New Construction is Cost Prohibitive
The main reason why the overwhelming majority of new housing complexes you see coming on the market are luxury is due to the ever-rising cost of construction labor and materials. The demand for construction labor is at an all-time high and the cost of materials is the most they have ever been. As Toby Bozzuto, CEO of Bozzuto Group puts it, "The two-by-four doesn't care whether it's in a luxury building or in an affordable building. It costs the same." As a result of high materials and labor costs and the appreciation of the raw land, developers are forced to build luxury products because the numbers simply don’t work to build anything else. Cities are having to enact regulations to force developers to create a certain number of affordable units within their new construction projects. Typically between 10%-20% depending on unit count and location. However, these regulations alone will not provide a meaningful increase in the amount of affordable housing.
If Affordable Housing Can’t Be Built, What is the Alternative?
Throughout the decades there have been building boom and bust cycles. In many markets around the country, you will notice large numbers of apartments constructed between the 1970’s-1990’s. While these properties may feel very out of date compared to what’s being built today, the “bones” are good. Buildings built during this time frame have been constructed with modern materials and techniques and typically only need surface rehabbing with wear items replaced. These apartment communities, and the secondary markets they’re in, are positioned well to counterbalance the flood of new luxury apartments and maintain housing that is relatively affordable. The great thing about these Class B properties is that they typically perform well in all economic climates. When the economy is thriving, Class C tenants move up into Class B properties When the economy is suffering, Class A tenants can no longer justify the luxury rents and typically move down to more affordable class B properties. Investors can typically purchase these properties for a fraction of the cost to build, which allows them to provide a great place to live yet still keep the rents at a level attractive to tenants of many income levels.
Millennials are waiting much longer to purchase their first home, and thus renting for longer.

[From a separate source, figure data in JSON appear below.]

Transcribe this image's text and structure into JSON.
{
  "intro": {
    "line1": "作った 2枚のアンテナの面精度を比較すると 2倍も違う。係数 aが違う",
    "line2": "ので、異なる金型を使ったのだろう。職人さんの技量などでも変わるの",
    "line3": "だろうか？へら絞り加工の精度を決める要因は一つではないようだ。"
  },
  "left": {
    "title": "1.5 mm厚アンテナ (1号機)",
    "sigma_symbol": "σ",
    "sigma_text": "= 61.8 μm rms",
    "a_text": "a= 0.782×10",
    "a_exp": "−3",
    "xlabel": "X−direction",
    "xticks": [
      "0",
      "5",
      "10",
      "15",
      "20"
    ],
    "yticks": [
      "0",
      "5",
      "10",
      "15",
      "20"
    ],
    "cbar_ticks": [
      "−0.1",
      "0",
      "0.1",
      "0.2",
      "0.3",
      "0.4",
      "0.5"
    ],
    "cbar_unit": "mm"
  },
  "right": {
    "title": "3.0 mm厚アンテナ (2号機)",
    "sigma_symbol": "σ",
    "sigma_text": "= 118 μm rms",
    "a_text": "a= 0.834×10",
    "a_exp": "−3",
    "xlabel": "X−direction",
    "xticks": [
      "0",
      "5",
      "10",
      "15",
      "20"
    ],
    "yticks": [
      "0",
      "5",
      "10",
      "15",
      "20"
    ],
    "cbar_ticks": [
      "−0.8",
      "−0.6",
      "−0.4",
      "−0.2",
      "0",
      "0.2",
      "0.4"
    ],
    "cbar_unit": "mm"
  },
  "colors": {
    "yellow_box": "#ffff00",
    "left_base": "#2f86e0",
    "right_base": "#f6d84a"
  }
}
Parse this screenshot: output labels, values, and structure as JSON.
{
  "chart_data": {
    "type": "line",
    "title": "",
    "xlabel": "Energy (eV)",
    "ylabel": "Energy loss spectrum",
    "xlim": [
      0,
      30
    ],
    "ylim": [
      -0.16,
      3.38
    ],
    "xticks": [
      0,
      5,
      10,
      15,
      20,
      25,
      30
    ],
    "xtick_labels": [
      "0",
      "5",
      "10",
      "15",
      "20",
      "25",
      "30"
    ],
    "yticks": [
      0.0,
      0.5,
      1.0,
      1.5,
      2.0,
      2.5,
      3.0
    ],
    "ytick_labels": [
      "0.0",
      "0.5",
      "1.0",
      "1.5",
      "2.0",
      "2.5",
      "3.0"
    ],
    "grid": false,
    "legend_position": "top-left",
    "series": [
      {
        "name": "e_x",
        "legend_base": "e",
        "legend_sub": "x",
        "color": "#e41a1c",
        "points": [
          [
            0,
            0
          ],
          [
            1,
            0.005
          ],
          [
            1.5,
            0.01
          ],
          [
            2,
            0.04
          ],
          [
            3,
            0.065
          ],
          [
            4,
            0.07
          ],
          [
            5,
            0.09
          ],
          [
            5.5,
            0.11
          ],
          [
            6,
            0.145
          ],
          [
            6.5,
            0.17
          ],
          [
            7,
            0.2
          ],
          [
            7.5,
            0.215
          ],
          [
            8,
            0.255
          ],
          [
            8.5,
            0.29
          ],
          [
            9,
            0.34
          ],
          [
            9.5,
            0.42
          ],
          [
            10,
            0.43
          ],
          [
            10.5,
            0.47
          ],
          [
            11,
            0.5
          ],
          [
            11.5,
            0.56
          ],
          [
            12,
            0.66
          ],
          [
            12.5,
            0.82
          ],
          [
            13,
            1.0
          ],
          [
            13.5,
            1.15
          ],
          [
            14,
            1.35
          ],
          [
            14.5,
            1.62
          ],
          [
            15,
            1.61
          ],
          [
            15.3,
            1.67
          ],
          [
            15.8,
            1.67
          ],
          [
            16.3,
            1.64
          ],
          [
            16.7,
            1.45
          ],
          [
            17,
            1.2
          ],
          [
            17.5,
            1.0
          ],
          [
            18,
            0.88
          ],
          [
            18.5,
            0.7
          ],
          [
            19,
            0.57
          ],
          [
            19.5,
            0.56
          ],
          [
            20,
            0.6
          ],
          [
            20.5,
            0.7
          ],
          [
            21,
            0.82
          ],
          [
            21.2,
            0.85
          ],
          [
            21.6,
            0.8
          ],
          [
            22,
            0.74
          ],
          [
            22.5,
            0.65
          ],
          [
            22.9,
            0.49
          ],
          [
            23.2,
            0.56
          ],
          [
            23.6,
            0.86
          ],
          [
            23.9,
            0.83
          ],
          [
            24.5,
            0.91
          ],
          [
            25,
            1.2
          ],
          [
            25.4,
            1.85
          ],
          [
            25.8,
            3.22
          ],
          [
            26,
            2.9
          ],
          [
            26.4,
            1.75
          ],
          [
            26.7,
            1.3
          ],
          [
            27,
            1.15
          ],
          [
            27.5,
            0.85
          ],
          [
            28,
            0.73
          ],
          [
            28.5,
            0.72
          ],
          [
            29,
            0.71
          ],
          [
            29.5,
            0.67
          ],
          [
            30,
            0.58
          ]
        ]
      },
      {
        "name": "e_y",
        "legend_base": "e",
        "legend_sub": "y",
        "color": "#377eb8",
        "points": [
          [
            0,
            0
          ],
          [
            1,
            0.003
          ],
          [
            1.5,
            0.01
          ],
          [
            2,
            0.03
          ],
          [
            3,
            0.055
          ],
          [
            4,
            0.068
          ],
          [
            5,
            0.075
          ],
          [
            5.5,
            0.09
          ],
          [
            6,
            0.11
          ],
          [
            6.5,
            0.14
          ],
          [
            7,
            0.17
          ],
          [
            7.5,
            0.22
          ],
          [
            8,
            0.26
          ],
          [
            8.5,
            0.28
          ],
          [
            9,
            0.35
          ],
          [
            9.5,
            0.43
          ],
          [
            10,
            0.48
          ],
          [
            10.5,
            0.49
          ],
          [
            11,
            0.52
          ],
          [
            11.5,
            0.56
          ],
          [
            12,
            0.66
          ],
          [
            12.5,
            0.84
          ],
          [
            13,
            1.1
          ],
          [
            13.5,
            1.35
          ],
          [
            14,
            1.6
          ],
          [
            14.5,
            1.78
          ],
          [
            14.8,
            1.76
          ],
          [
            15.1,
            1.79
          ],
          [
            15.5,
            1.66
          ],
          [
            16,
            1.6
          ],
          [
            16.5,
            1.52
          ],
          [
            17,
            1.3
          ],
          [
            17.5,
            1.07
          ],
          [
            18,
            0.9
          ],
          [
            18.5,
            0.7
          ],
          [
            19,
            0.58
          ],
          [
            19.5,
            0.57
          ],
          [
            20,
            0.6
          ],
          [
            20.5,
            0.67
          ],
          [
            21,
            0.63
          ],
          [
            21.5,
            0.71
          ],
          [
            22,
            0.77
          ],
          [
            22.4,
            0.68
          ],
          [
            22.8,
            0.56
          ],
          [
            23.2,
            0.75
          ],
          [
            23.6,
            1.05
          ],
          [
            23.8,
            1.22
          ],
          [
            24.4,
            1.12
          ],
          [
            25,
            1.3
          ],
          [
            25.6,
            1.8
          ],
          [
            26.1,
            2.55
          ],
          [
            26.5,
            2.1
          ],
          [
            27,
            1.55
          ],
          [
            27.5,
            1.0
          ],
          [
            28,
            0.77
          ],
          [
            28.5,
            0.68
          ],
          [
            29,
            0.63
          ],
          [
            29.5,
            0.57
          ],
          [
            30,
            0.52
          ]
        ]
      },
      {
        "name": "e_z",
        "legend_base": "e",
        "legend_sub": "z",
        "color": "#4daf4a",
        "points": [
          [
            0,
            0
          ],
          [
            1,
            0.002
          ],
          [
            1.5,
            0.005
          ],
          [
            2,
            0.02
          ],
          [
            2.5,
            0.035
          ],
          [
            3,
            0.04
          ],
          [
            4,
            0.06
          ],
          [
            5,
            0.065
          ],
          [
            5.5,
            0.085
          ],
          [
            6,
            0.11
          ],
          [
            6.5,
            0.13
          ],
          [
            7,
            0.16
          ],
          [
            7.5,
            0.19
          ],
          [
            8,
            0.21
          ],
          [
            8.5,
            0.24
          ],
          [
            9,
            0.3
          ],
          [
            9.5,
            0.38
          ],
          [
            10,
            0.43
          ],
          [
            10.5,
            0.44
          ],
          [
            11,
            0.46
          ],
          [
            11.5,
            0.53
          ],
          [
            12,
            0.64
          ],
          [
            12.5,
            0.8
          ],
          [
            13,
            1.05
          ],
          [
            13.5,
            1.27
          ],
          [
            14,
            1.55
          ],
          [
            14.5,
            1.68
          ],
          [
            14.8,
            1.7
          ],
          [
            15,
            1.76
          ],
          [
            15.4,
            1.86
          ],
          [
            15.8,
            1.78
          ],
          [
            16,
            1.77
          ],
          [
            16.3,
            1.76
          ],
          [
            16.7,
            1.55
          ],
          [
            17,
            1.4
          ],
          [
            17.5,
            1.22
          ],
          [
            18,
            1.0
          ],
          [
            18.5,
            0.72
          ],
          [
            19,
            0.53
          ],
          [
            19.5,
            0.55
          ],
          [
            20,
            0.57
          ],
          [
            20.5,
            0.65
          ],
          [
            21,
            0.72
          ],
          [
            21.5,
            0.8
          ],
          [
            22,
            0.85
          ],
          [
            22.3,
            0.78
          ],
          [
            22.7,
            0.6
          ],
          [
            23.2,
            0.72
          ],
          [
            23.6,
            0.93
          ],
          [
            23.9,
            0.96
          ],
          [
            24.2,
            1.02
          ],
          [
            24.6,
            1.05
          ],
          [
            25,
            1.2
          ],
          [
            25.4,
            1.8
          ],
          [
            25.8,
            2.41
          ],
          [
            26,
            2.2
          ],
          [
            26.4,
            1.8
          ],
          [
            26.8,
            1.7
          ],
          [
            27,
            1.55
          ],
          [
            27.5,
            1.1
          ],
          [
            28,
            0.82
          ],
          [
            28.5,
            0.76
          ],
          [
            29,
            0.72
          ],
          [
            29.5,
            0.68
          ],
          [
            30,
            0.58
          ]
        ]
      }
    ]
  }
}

Part of this trend can be attributed to the lack of affordable “starter homes” due to high construction costs, student loans and desire for flexibility. This trend, despite market cycles, could persist and maintain a strong demand for rental properties across the spectrum. Some economists and analysts project that renters will continue to grow as a percentage of the population. Millennials aren’t the only one driving this trend. According to a data company RentCafe, renters over the age of 55 grew by 28% from 2009 to 2015. As the dynamics of the US housing market change, it will be interesting to see if the demand for luxury apartments keeps pace with development.